Over on the eggcorn database site, I've added a comment on the lose-to-loose entry, which Chris Waigl has annotated with:
This entry has been assigned to the "questionable" category pending further discussion: [it] looks like a simple misspelling to me.
I agreed with Chris (and MWDEU), but the other comments mostly maintain that this can't be a spelling error -- several point out, in support of this claim, that it is very frequent -- and one (from Spindoc) even declares it to be "one of the more common and genuine grammatical errors in the language". I see now that I have once again failed to appreciate that ordinary people just don't distinguish two types of "errors" (Spindoc puts them together in the judgment: "Not a misspelling/typo") and also lump everything that's regulated in language under the heading of "grammar". Let me try to sort this stuff out one more time.
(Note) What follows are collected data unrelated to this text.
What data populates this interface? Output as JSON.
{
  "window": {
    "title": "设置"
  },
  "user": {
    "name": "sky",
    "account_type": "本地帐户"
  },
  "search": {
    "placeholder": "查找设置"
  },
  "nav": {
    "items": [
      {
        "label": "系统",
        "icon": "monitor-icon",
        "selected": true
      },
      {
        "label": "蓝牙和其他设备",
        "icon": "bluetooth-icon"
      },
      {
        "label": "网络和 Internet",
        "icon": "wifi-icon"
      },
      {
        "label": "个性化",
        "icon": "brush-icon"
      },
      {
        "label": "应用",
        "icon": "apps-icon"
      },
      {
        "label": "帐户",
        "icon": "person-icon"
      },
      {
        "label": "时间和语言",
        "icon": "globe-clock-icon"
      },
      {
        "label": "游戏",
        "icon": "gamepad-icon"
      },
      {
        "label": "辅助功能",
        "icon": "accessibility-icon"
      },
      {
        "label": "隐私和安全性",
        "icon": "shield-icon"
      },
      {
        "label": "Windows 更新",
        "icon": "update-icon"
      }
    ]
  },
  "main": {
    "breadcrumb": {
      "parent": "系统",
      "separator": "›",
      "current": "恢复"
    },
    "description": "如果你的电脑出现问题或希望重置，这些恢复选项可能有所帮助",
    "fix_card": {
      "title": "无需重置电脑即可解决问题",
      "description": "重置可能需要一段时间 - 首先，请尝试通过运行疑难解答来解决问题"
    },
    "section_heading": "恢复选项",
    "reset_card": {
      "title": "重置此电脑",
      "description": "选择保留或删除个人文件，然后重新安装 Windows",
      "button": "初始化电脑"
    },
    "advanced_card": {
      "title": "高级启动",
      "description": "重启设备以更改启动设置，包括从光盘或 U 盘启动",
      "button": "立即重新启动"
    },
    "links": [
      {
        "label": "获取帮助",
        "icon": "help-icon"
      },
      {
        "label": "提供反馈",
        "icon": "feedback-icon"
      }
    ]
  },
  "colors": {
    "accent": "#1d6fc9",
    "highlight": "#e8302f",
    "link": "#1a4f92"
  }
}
People who study errors in language make a systematic distinction between inadvertent errors -- in the case at hand, slips of the pen or typos -- and another type of mistake, which arises from imperfect command of the conventions at work in the larger community of language users -- in the case at hand, "spelling errors" in the sense of errors involving the conventions of spelling. Writing or typing "teh" for "the" is an inadvertent error, and a very common one. Writing or typing "loose" for the present tense or base form /luz/ of the verb whose past tense is spelled "lost" is, I maintain, almost always something else; people who spell this way, and there are a great many of them, almost always intend that spelling (while those who spell "teh" surely do not intend that spelling).
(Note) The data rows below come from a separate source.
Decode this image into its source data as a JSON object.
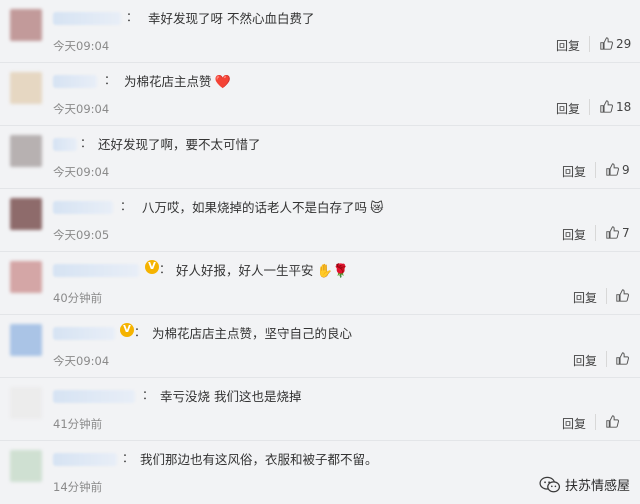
{
  "comments": [
    {
      "text": "幸好发现了呀 不然心血白费了",
      "emoji": "",
      "time": "今天09:04",
      "reply": "回复",
      "likes": "29",
      "verified": false,
      "avatar_color": "#b88f8f"
    },
    {
      "text": "为棉花店主点赞",
      "emoji": "❤️",
      "time": "今天09:04",
      "reply": "回复",
      "likes": "18",
      "verified": false,
      "avatar_color": "#e6d7c2"
    },
    {
      "text": "还好发现了啊，要不太可惜了",
      "emoji": "",
      "time": "今天09:04",
      "reply": "回复",
      "likes": "9",
      "verified": false,
      "avatar_color": "#b7b1b1"
    },
    {
      "text": "八万哎，如果烧掉的话老人不是白存了吗",
      "emoji": "😿",
      "time": "今天09:05",
      "reply": "回复",
      "likes": "7",
      "verified": false,
      "avatar_color": "#8e6b6b"
    },
    {
      "text": "好人好报，好人一生平安",
      "emoji": "✋🌹",
      "time": "40分钟前",
      "reply": "回复",
      "likes": "",
      "verified": true,
      "avatar_color": "#d4a6a6"
    },
    {
      "text": "为棉花店店主点赞，坚守自己的良心",
      "emoji": "",
      "time": "今天09:04",
      "reply": "回复",
      "likes": "",
      "verified": true,
      "avatar_color": "#aac4e6"
    },
    {
      "text": "幸亏没烧 我们这也是烧掉",
      "emoji": "",
      "time": "41分钟前",
      "reply": "回复",
      "likes": "",
      "verified": false,
      "avatar_color": "#e9e9e9"
    },
    {
      "text": "我们那边也有这风俗，衣服和被子都不留。",
      "emoji": "",
      "time": "14分钟前",
      "reply": "",
      "likes": "",
      "verified": false,
      "avatar_color": "#cfe0d2"
    }
  ],
  "watermark": {
    "text": "扶苏情感屋",
    "icon": "wechat-icon"
  }
}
Now, spelling /luz/ as "loose" is a very likely and natural error to make: "lose" is one of only two English words, and the only verb, with /uz/ spelled "ose" (the spelling of possessive "whose" is equally surprising); the very common verb "choose" has /uz/ spelled "oose"; and anyway there's another very common word "loose" already hanging around. So plenty of people, having learned that /luz/ has a "-se" spelling with an "o" in it (rather than a "u"; "luse" would have been the most likely candidate spelling), opted for the reasonable (though incorrect) "oo" spelling. Unfortunately, the conventional spelling, "lose", is even odder than they realized.
Once you have a lot of people spelling /luz/ as "loose", they can serve as models for other people, so the spelling error will tend to maintain itself and spread. After all, this spelling makes sense; if you can't have "luse", "loose" is the next best thing.
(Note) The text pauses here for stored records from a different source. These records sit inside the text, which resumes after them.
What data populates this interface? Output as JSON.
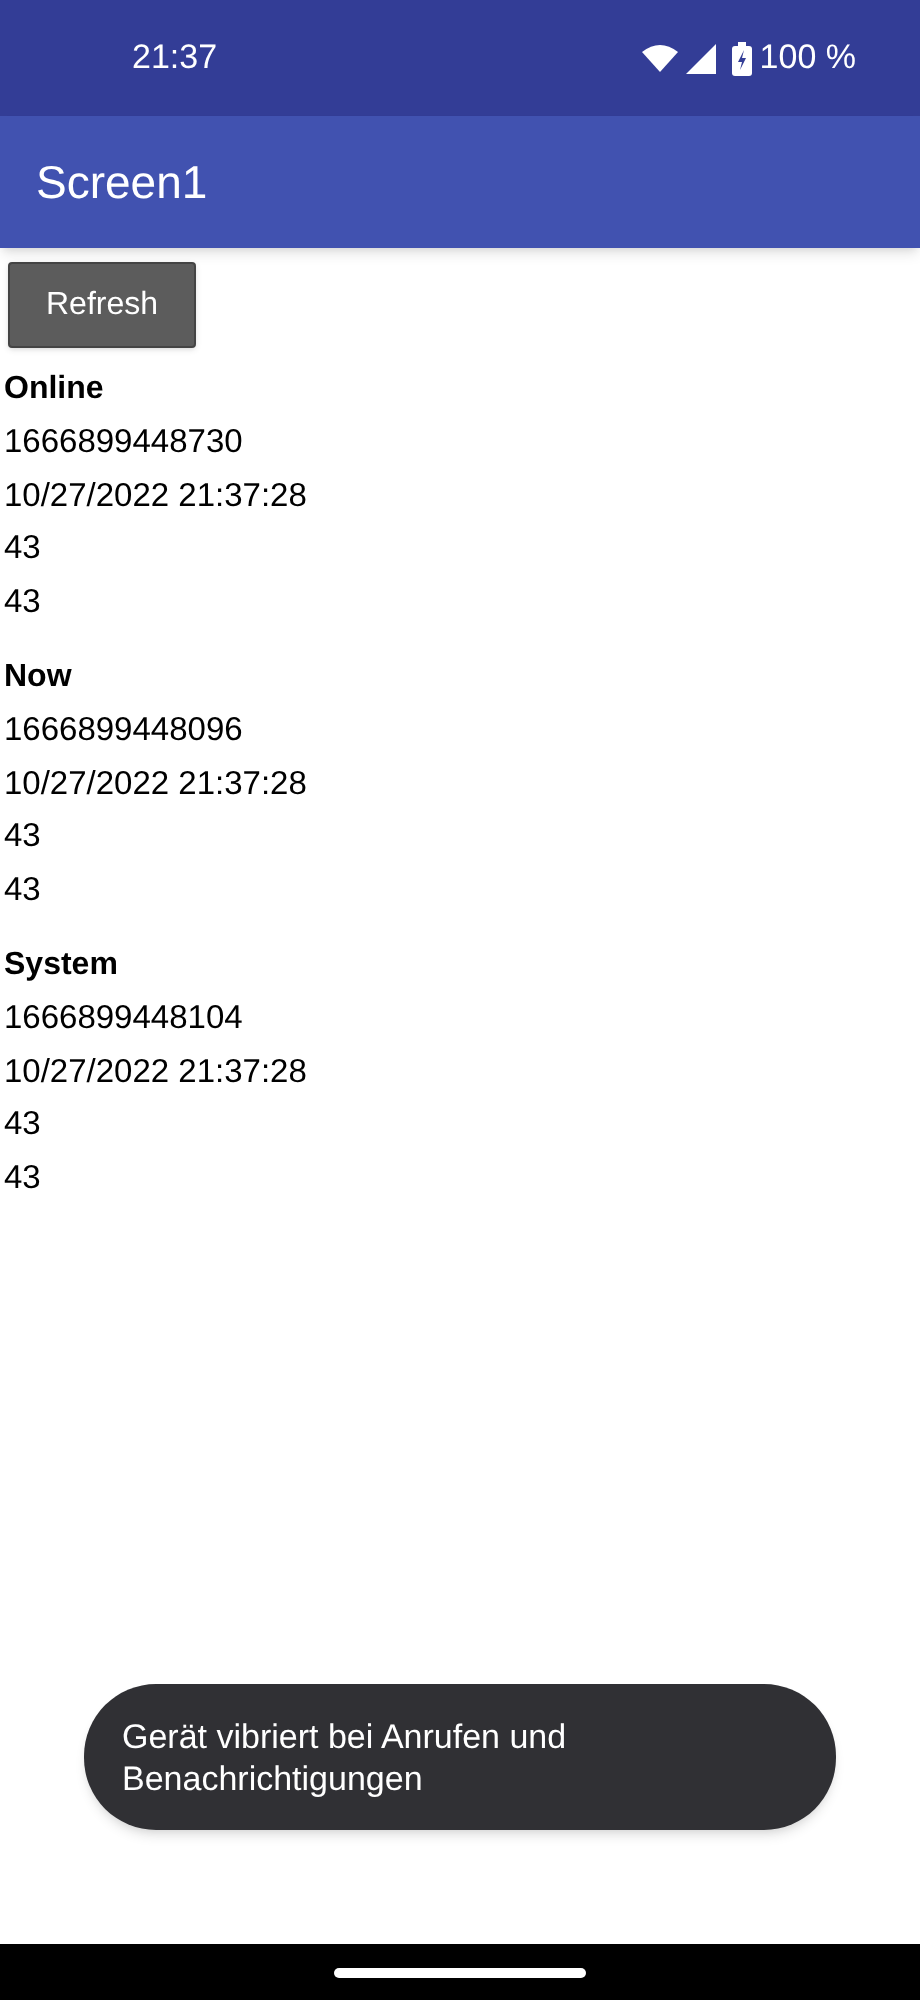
{
  "status_bar": {
    "time": "21:37",
    "battery": "100 %"
  },
  "app_bar": {
    "title": "Screen1"
  },
  "refresh_button": {
    "label": "Refresh"
  },
  "sections": [
    {
      "heading": "Online",
      "lines": [
        "1666899448730",
        "10/27/2022 21:37:28",
        "43",
        "43"
      ]
    },
    {
      "heading": "Now",
      "lines": [
        "1666899448096",
        "10/27/2022 21:37:28",
        "43",
        "43"
      ]
    },
    {
      "heading": "System",
      "lines": [
        "1666899448104",
        "10/27/2022 21:37:28",
        "43",
        "43"
      ]
    }
  ],
  "toast": {
    "message": "Gerät vibriert bei Anrufen und Benachrichtigungen"
  }
}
Unless it's done very carefully, instruction might actually make things worse. A kid who learns that there's something odd about the way /luz/ is spelled, and that it has something to do with /lus/, and that lots of people spell it wrong, might simply conclude that the oddity is that these words are homographs, like the present and past tense verb forms spelled "read", and that it's the spelling "lose" that's wrong. That would reinforce "loose" as the spelling for /luz/. Another possible baleful effect of instruction is that the spelling of /lus/ could be cast into doubt; see below.
In passing, I note (once again) that very different kinds of conventions and knowledge are involved in spelling vs. pronunciation, syntax, morphology, vocabulary, and so on (not to mention discourse organization, linguistic politeness, and a variety of other skills of language use). Using "grammar" as a cover term for all this stuff merely sows confusion and misunderstanding.
Some of the comments on lose-to-loose on the eggcorn site suggest that there is confusion in both directions (though I have not seen examples of this), and even that pronunciations are affected (though I have not heard this). Both possibilities are alluded to in a comment from Patricia:
I agree this is not simply a spelling error or typo. "Lose" should not be pronounced in the same way as "Loose" or vice versa, but often is. As an English teacher in the public schools for 25 years, I have marked and remarked, discussed and rediscussed this error in both group settings and one-on-one. My limited successes have been the result of one-on-one, dogged persistence in correcting pronunciation and in insisting on visualizing the difference in the one "o" and the "double o."
I'm inclined to think that Patricia is showing a deep confusion of pronunciation and spelling here, and that her report is really just about more instances of the spelling "loose" for /luz/. But it would be possible for spelling reversal -- "lose" for /lus/ -- to take place, if the spelling of /lus/ (which is not very odd, although you do have to learn to select between "oose" and "uce" for /us/) has been cast into doubt. It's hard to see how you could get the pronunciation of a verb spelled "lose" as /lus/, but I can see how you could end up with a verb with the meaning of "lose" but pronounced /lus/; it would be spelled "loose", of course. This is one thing that could happen from students reading things like "You'll loose your wallet" in the writing of others who are imperfect spellers; after all, "loose" is pronounced /lus/, right? Such a student would have two verbs denoting accidental dispossession -- /luz/, learned from speech, and /lus/, learned from writing. You know, there are people who think that there are two different cities in southern California -- one with a name pronounced like La Hoya and learned from speech, and one with the name La Jolla, pronounced just like it's spelled (in English), learned from writing.
It's worth noting, once again, that very common spelling errors are always the consequence of imperfections in the conventions of spelling. People seek out system in these matters, and resist isolated peculiarities in favor of spellings that play by the general rules.